Magazine Culture
Vous avez toujours rêvé de passer Noël dans un hôpital psychiatrique? Qu'à cela ne tienne, Dominique Rocher a le cadeau idéal pour vous. Suivez là comme un spectateur ébahi à travers les couloirs blancs et la mort qui rode, ou bien pire encore, dans ce magnifique triptyque publié chez Rivière Blanche.

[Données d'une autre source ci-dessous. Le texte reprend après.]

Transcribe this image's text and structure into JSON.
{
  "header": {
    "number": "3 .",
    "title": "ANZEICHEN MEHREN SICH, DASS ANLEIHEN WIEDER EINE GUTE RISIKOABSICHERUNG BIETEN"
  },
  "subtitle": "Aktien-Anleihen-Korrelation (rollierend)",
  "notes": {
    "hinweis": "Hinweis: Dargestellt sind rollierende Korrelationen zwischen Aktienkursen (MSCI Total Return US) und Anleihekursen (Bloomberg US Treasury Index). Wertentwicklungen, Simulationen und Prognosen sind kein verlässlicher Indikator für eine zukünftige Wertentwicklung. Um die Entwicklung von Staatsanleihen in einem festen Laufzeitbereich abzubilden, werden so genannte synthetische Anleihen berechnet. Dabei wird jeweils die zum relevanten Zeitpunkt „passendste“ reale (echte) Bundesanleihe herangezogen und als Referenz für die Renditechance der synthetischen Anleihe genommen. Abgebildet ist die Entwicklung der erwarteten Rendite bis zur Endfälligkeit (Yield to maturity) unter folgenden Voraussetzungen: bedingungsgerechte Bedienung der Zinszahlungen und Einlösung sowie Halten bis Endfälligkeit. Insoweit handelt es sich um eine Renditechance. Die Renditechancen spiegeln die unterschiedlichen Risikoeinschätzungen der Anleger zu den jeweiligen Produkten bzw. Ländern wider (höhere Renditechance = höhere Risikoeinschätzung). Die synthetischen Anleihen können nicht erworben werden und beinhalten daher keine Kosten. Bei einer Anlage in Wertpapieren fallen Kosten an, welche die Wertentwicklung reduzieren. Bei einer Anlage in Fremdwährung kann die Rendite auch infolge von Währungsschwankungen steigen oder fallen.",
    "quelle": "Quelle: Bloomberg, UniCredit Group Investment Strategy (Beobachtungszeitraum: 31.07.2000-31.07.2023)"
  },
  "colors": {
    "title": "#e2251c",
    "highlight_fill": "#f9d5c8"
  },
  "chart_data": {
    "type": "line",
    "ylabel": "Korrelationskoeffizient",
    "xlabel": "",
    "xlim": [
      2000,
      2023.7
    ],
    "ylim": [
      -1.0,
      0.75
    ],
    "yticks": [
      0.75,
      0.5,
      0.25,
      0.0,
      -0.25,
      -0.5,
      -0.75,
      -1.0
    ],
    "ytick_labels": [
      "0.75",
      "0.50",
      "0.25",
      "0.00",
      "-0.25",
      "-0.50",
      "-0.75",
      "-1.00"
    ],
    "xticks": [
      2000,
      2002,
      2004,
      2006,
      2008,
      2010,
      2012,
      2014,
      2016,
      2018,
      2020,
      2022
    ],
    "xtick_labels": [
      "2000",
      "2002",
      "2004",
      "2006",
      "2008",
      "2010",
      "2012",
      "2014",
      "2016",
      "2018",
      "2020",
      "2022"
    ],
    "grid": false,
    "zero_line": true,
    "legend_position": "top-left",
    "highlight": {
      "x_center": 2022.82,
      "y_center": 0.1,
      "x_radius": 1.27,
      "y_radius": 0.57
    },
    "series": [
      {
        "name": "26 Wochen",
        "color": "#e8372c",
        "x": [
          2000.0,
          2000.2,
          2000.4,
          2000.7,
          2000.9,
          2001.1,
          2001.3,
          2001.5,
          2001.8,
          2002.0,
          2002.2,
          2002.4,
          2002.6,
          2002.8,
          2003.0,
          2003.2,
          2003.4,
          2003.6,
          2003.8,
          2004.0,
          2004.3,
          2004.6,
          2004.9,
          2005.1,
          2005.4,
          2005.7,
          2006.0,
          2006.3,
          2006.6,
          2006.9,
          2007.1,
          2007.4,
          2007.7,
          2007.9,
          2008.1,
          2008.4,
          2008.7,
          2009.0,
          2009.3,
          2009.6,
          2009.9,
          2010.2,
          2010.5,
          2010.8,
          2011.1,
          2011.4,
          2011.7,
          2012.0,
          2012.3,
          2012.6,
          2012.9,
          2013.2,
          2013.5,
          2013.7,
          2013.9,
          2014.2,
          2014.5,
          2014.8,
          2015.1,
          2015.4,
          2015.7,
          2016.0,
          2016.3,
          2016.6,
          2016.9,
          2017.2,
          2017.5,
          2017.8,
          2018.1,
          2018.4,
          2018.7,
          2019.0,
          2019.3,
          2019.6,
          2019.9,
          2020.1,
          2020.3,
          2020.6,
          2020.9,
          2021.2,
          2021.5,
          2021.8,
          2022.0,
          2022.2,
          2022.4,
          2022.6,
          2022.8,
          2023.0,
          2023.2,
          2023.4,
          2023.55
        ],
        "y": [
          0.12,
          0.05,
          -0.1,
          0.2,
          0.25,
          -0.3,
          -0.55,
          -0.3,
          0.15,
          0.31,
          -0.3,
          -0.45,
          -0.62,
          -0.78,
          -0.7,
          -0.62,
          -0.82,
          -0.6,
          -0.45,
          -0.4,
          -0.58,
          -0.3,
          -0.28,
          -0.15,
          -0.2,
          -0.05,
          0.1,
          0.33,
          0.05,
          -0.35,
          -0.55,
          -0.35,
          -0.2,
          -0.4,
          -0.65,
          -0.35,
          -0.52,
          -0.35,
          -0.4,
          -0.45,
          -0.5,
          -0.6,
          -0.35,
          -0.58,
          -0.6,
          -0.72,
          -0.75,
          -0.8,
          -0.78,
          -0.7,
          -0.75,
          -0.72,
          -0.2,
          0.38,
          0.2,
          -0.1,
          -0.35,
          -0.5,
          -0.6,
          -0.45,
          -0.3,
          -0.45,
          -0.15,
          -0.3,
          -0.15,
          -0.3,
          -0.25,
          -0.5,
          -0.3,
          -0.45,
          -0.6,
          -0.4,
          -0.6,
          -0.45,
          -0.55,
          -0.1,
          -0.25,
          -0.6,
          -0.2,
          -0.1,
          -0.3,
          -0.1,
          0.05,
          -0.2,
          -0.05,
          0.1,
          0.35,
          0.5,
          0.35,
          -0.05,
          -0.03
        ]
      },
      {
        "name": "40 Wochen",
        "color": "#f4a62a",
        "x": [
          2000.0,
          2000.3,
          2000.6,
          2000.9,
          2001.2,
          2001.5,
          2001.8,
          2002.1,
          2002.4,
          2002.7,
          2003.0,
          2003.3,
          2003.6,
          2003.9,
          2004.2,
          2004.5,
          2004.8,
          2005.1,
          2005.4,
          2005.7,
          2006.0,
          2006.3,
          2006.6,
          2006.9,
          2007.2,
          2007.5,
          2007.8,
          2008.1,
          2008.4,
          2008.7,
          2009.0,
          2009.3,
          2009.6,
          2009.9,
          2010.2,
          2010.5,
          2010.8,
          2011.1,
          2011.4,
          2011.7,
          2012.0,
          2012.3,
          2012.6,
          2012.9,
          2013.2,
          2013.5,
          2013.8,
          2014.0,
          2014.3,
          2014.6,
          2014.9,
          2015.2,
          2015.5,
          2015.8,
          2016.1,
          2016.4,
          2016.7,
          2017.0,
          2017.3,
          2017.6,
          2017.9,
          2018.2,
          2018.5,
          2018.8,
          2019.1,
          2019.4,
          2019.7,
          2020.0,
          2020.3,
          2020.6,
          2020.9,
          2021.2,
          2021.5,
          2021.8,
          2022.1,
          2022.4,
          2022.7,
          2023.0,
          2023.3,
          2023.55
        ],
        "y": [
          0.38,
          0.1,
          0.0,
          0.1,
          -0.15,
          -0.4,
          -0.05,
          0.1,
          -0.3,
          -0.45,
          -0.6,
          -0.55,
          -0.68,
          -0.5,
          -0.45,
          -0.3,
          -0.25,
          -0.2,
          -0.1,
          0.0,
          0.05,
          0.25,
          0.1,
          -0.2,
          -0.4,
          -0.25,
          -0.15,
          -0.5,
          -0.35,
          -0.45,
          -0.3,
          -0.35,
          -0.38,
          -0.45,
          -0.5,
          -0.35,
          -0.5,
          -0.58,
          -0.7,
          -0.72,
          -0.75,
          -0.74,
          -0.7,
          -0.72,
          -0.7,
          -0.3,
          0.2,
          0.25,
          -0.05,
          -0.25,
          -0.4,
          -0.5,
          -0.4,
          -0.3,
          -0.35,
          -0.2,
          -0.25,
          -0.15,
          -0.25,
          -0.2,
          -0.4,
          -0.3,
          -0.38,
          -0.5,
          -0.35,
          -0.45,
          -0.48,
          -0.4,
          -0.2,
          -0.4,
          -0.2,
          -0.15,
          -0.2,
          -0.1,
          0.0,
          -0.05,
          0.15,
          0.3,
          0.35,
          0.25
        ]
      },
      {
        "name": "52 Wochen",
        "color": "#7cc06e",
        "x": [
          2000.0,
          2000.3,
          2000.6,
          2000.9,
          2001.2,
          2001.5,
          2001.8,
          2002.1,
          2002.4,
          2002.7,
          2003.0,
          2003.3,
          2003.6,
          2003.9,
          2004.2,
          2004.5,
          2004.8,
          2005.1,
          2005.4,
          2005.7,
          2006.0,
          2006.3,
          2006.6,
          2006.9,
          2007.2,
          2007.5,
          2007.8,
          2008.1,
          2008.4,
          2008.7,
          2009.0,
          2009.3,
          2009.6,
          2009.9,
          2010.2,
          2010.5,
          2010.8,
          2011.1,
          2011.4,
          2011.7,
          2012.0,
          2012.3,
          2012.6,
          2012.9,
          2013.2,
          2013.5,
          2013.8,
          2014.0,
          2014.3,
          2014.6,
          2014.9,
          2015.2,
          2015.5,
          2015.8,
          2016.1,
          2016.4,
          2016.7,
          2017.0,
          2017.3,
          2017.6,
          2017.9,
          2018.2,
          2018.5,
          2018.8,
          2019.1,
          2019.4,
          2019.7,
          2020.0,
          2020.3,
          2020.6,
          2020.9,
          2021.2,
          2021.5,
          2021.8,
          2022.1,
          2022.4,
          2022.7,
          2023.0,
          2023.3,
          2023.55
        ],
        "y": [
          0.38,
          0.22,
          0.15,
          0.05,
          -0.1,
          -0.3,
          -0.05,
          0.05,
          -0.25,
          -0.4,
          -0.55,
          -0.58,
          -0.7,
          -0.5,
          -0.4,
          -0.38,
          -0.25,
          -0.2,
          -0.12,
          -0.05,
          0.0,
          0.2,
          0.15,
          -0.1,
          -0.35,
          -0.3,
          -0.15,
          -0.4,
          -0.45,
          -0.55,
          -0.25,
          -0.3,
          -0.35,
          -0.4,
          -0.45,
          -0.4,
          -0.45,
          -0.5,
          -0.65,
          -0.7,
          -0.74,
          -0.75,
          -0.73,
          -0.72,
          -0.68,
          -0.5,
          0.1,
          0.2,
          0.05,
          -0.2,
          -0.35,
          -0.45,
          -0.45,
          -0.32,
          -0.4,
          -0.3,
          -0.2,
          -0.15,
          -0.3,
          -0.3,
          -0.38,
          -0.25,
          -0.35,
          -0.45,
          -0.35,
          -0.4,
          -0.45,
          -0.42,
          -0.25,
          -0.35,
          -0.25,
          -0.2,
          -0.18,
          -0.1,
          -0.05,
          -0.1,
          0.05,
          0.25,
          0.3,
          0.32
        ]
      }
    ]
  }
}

Quai des âmes offre dès son titre un chemin vers la poésie qui jaillit à chaque phrase. La première partie éponyme nous plonge d'emblée entre les murs blancs, au milieu des fantômes. A la suite de certains personnages, on se plaît à rêver d'une sortie possible vers une certaine forme de liberté, vers le dehors. Dans le parc ou au-delà des murs d'enceinte. Indépassables? Sûrement. Alors la communication comme porte de sortie? Entre vivants? Avec les morts? Avec la Mort elle-même? Ce qui est merveilleux dans l'écriture de Dominique Rocher c'est qu'elle offre plus de questions que de réponses. Elle sait se faire dépouillée et proposer au lecteur de devenir partie prenante dans l'écriture de cette oeuvre bouleversante. Ses blancs traumatisants, on tente de les remplir mais l'atrocité des situations nous en empêche. C'est probablement là encore que réside le grand talent de la narratrice.
Les deux parties suivantes proposent deux angles de vue. Celui de Ned D'abord puis celui d'Olga. Les lieux sont toujours hospitaliers, mais plus orientés vers la cardiologie (spécialité médicale et chirurgicale de Ned). Un vénusien aurait besoin d'une greffe de coeur? Ned connaît-il vraiment son père? et est-ce lui dans ce cercueil de verre dont il a reçu une vidéo par mail? Olga est-elle nymphomane? Les rebondissements sont nombreux et les personnages se mêlent pour parfaire cette incursion dans le milieu des malades qui sont peut-être et avant tout, les soignants eux-mêmes. Si vous comptez survivre à la schizophrénie, il faudra vous y reprendre à plusieurs fois.
Mais comment fait Dominique Rocher pour créer de tels sentiments de malaise et de poésie chez le lecteur? Probablement grâce à sa grande expérience qui me donne envie d'aller chercher plus avant dans sa bibliographie apparemment assez bien fournie.
A noter également la très belle illustration de couverture qui représente parfaitement le contenu de cet ouvrage troublant.